Rachida Dati, garde des sceaux, ministre de la justice :

Dans une seconde séance tenue dans l'après-midi, la commission a procédé à l'audition de Mme Rachida Dati, garde des sceaux, ministre de la justice, sur le projet de loi n° 333 (2006-2007) renforçant la lutte contre la récidive des majeurs et des mineurs.

a souligné que la justice, placée au coeur de la démocratie, devrait faire l'objet d'un large consensus. Après avoir exprimé le souhait de restaurer la confiance des Français dans la justice, elle a soutenu que notre pays ne devait pas avoir peur d'une justice réellement indépendante servie par des magistrats soumis à des devoirs. Elle a plaidé pour une justice mieux organisée et plus efficace, évoquant la réforme de la carte judiciaire ainsi que le développement de nouveaux moyens de communication. Considérant que toute violation des lois de la République portait atteinte aux valeurs portées par la France, elle a appelé de ses voeux des réponses fermes et graduées en matière de lutte contre la délinquance, rappelant qu'il s'agissait d'un engagement essentiel du nouveau Président de la République. Elle a par ailleurs prôné une France généreuse et fraternelle déterminée à favoriser la réinsertion des personnes les plus vulnérables, en particulier des mineurs et des détenus. Elle a fait part de son intention de présenter dès cet été des actions en ce sens, citant la présentation d'une loi pénitentiaire et la mise en place d'un contrôle général des lieux privatifs de liberté.

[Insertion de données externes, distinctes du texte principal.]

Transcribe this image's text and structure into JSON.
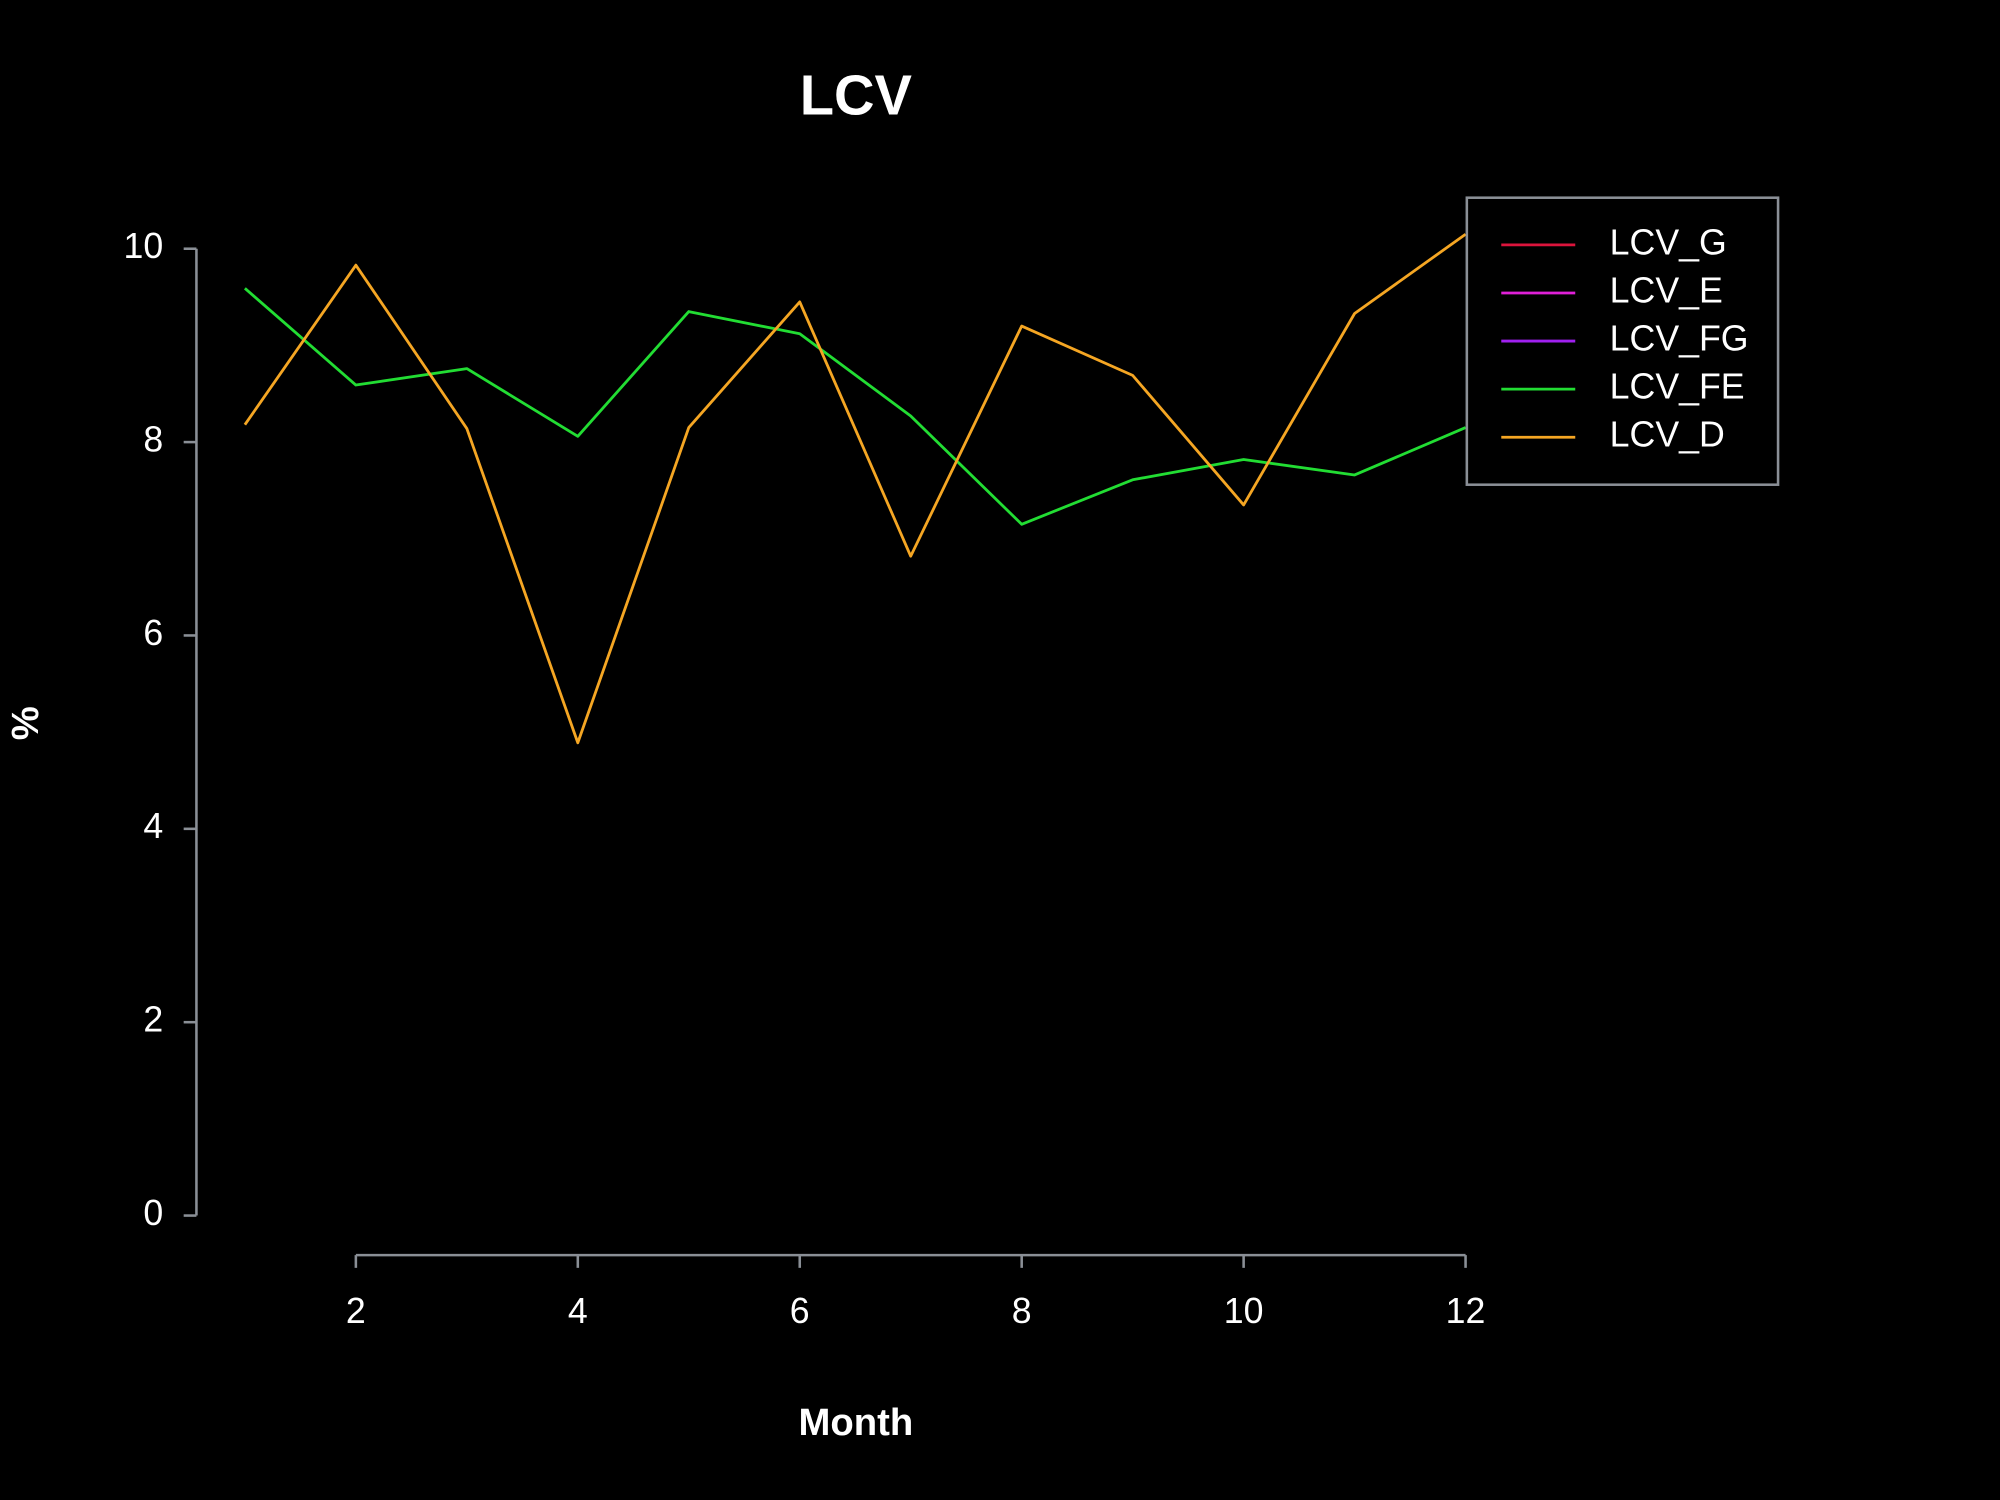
{
  "chart_data": {
    "type": "line",
    "title": "LCV",
    "xlabel": "Month",
    "ylabel": "%",
    "x": [
      1,
      2,
      3,
      4,
      5,
      6,
      7,
      8,
      9,
      10,
      11,
      12
    ],
    "xlim": [
      1,
      12
    ],
    "xticks": [
      2,
      4,
      6,
      8,
      10,
      12
    ],
    "ylim": [
      0,
      10
    ],
    "yticks": [
      0,
      2,
      4,
      6,
      8,
      10
    ],
    "legend": "topright",
    "series": [
      {
        "name": "LCV_G",
        "color": "#dc143c",
        "values": [
          null,
          null,
          null,
          null,
          null,
          null,
          null,
          null,
          null,
          null,
          null,
          null
        ]
      },
      {
        "name": "LCV_E",
        "color": "#e020d8",
        "values": [
          null,
          null,
          null,
          null,
          null,
          null,
          null,
          null,
          null,
          null,
          null,
          null
        ]
      },
      {
        "name": "LCV_FG",
        "color": "#a020f0",
        "values": [
          null,
          null,
          null,
          null,
          null,
          null,
          null,
          null,
          null,
          null,
          null,
          null
        ]
      },
      {
        "name": "LCV_FE",
        "color": "#22dd33",
        "values": [
          9.59,
          8.59,
          8.76,
          8.06,
          9.35,
          9.12,
          8.27,
          7.15,
          7.61,
          7.82,
          7.66,
          8.15
        ]
      },
      {
        "name": "LCV_D",
        "color": "#f5a623",
        "values": [
          8.18,
          9.83,
          8.14,
          4.89,
          8.15,
          9.45,
          6.82,
          9.2,
          8.69,
          7.35,
          9.33,
          10.15
        ]
      }
    ]
  }
}
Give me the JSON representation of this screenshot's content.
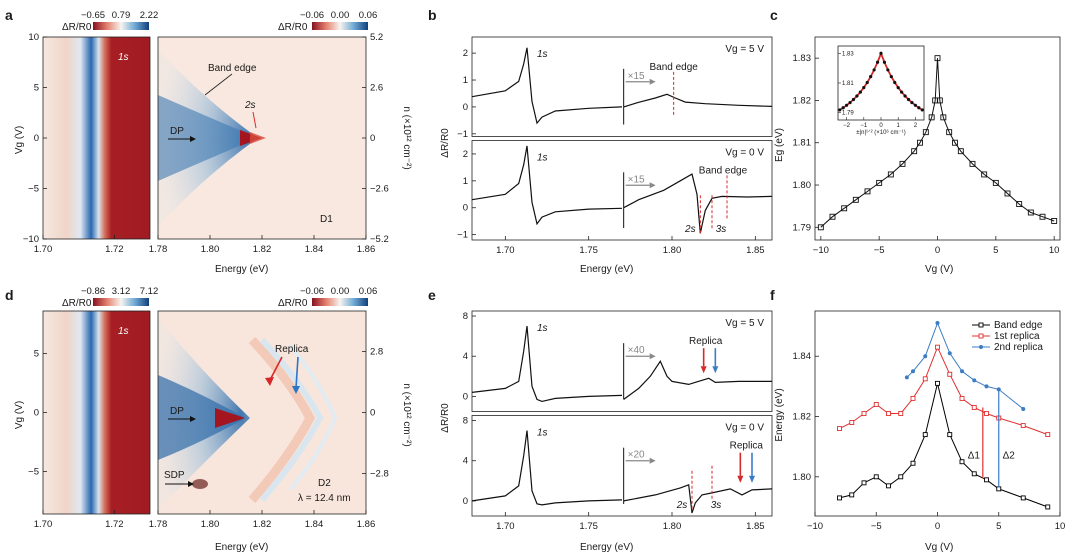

Abordant le projet de loi de lutte contre la récidive des majeurs et des mineurs, Mme Rachida Dati, garde des sceaux, ministre de la justice, a déclaré que la récidive de crimes et délits exaspérait les citoyens et appelait des sanctions plus sévères.

Elle a indiqué que le projet de loi comportait, d'une part, un volet visant à instaurer des peines minimales applicables tant aux majeurs qu'aux mineurs, d'autre part, des mesures facilitant l'exclusion de l'atténuation de responsabilité des mineurs de plus de seize ans, ces derniers encourant de plein droit les peines prévues pour les majeurs dès la deuxième récidive d'infractions d'une particulière gravité. Dressant un état des lieux de la récidive, elle a exposé que le nombre de condamnations en récidive pour les crimes et délits avait connu une augmentation de 68,5 % entre 2000 et 2005 et que les crimes ou les délits violents avaient, eux, progressé de 145 % sur la même période. La délinquance des mineurs n'échappe pas à ces tendances : elle est de plus en plus violente, de plus en plus fréquente et touche des tranches d'âge de plus en plus jeunes. En attestent les chiffres suivants : 9.509 mineurs ont été condamnés pour des délits de violence en 2005, contre 6.815 en 2000 (soit une augmentation de 39,5 %) et 1.567 mineurs ont été condamnés pour des délits de nature sexuelle en 2005, contre 1.135 en 2000 (soit une augmentation de 38 %). Après avoir observé qu'en 2006, la part des mineurs dans le total des personnes mises en cause pour l'ensemble des crimes et des délits était de 18,3 % et que ce pourcentage était même de 46,8 % pour les vols avec violence, elle a souligné que, selon une récente étude du ministère de la justice, 30,1 % des mineurs condamnés en 1999 l'ont été pour des faits en récidive dans les cinq ans qui ont suivi.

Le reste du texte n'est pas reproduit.